Hampden Cemetery. PHOTO: ODT FILES
Hampden Cemetery. PHOTO: ODT FILES
Bones could be washed out to sea at Hampden Cemetery ‘‘in the next year or two’’ unless urgent action is taken on coastal erosion, the community board’s deputy chairman has warned.

Waihemo Community Board deputy chairman Kerry Stevens told Allied Media there was one particular point near the cemetery where erosion was happening more quickly than elsewhere.

‘‘If it carries on there will be bones out to sea in the next year or two.’’

Concerns had been raised with the community board by frustrated resident Stuart Barnes and passed on to the Waitaki District Council.

‘‘You cannot leave graves to wash out to sea.’’

The cemetery was one of 12 ‘‘high-risk’’ coastline areas across Waitaki District where urgent decisions were required, councillors were told at a workshop this month.

Sheer cliffs at the site had eroded to the extent that the cemetery now sat only 20m from the sea.

A recommendation to relocate it as part of a ‘‘managed retreat’’ approach could cost about $2 million, a 2024 report by specialist engineers Beca said.

Waihemo ward Cr Frans Schlack said action needed to be taken before access to the site became impossible.

‘‘You cannot wait until the erosion reaches the trees.’’

Cr Schlack said the council had to look at ‘‘all sorts of options’’ to address coastal erosion, but ‘‘everything is expensive’’.

There were different solutions that could be engineered that did not involve just ‘‘throwing rocks in the ocean’’, which he described as ‘‘not a long-term solution’’ to the issue.

Coastal erosion also needed to be dealt with at a national scale, he said.

No decisions were made at May’s council workshop, the first of three, but councillors agreed to use the Beca report to develop a wider framework.

During the workshop, council policy lead Victoria van der Spek said it was ‘‘really difficult’’ to give time-frames regarding coastal erosion.

But there were ‘‘trigger points’’ and elected representatives needed an ‘‘agreed position on what we’re going to do’’.

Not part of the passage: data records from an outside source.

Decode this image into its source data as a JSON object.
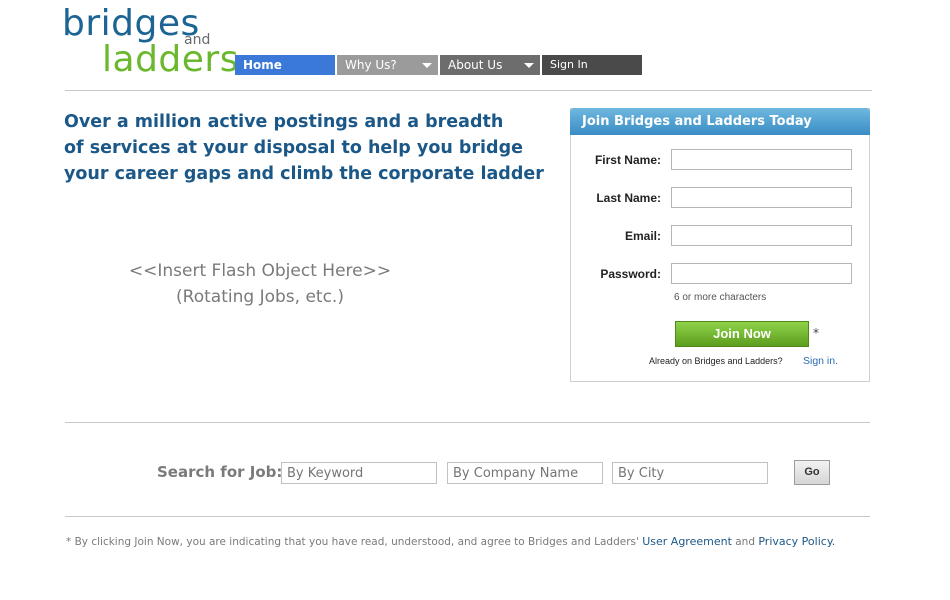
{
  "logo": {
    "word1": "bridges",
    "word2": "and",
    "word3": "ladders"
  },
  "nav": {
    "home": "Home",
    "why": "Why Us?",
    "about": "About Us",
    "signin": "Sign In"
  },
  "tagline": [
    "Over a million active postings and a breadth",
    "of services at your disposal to help you bridge",
    "your career gaps and climb the corporate ladder"
  ],
  "flash": {
    "line1": "<<Insert Flash Object Here>>",
    "line2": "(Rotating Jobs, etc.)"
  },
  "signup": {
    "title": "Join Bridges and Ladders Today",
    "first_name_label": "First Name:",
    "last_name_label": "Last Name:",
    "email_label": "Email:",
    "password_label": "Password:",
    "password_hint": "6 or more characters",
    "join_label": "Join Now",
    "asterisk": "*",
    "already_text": "Already on Bridges and Ladders?",
    "signin_link": "Sign in."
  },
  "search": {
    "label": "Search for Job:",
    "keyword_placeholder": "By Keyword",
    "company_placeholder": "By Company Name",
    "city_placeholder": "By City",
    "go_label": "Go"
  },
  "legal": {
    "text": "* By clicking Join Now, you are indicating that you have read, understood, and agree to Bridges and Ladders'",
    "user_agreement": "User Agreement",
    "and": "and",
    "privacy_policy": "Privacy Policy."
  },
  "colors": {
    "brand_blue": "#1b6494",
    "brand_green": "#6bb82e",
    "nav_active": "#3b79d9"
  }
}
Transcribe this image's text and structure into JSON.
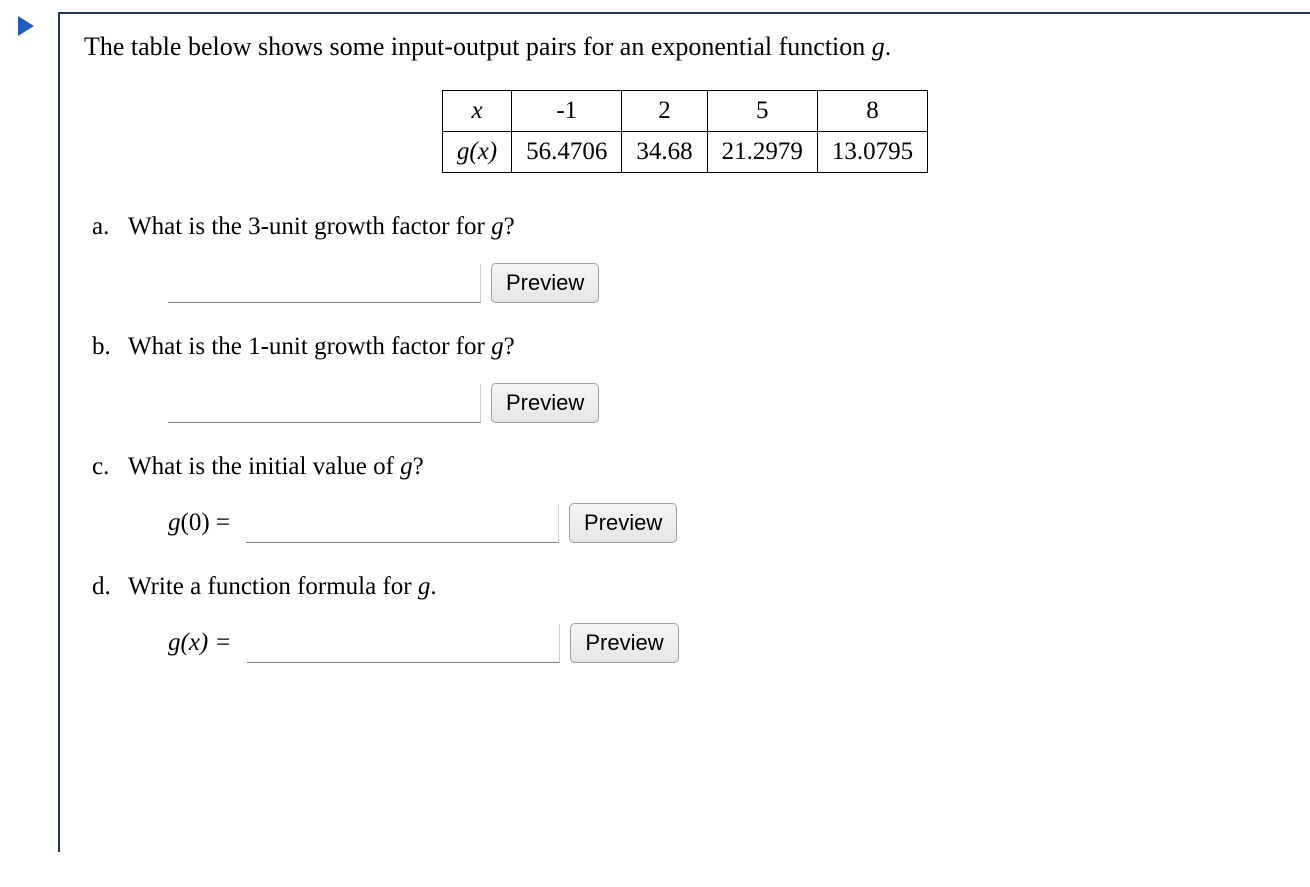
{
  "intro_prefix": "The table below shows some input-output pairs for an exponential function ",
  "intro_var": "g",
  "intro_suffix": ".",
  "table": {
    "row1_label_var": "x",
    "row2_label_g": "g",
    "row2_label_paren": "(x)",
    "cols": [
      "-1",
      "2",
      "5",
      "8"
    ],
    "vals": [
      "56.4706",
      "34.68",
      "21.2979",
      "13.0795"
    ]
  },
  "parts": {
    "a": {
      "marker": "a.",
      "text_prefix": "What is the 3-unit growth factor for ",
      "text_var": "g",
      "text_suffix": "?"
    },
    "b": {
      "marker": "b.",
      "text_prefix": "What is the 1-unit growth factor for ",
      "text_var": "g",
      "text_suffix": "?"
    },
    "c": {
      "marker": "c.",
      "text_prefix": "What is the initial value of ",
      "text_var": "g",
      "text_suffix": "?",
      "label_g": "g",
      "label_arg": "(0) = "
    },
    "d": {
      "marker": "d.",
      "text_prefix": "Write a function formula for ",
      "text_var": "g",
      "text_suffix": ".",
      "label_g": "g",
      "label_arg": "(x) = "
    }
  },
  "preview_label": "Preview"
}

Councillors will return to the issue on Tuesday.

This workshop would build on discussion and feedback from the first workshop, seeking to ‘‘refine and endorse council’s approach to coastal investment decision-making’’ ahead of the development of a strategy, a prepared document stated.

Councillors were ‘‘clear’’ in the earlier workshop ‘‘we need to make decisions, not commission more reports’’, it stated.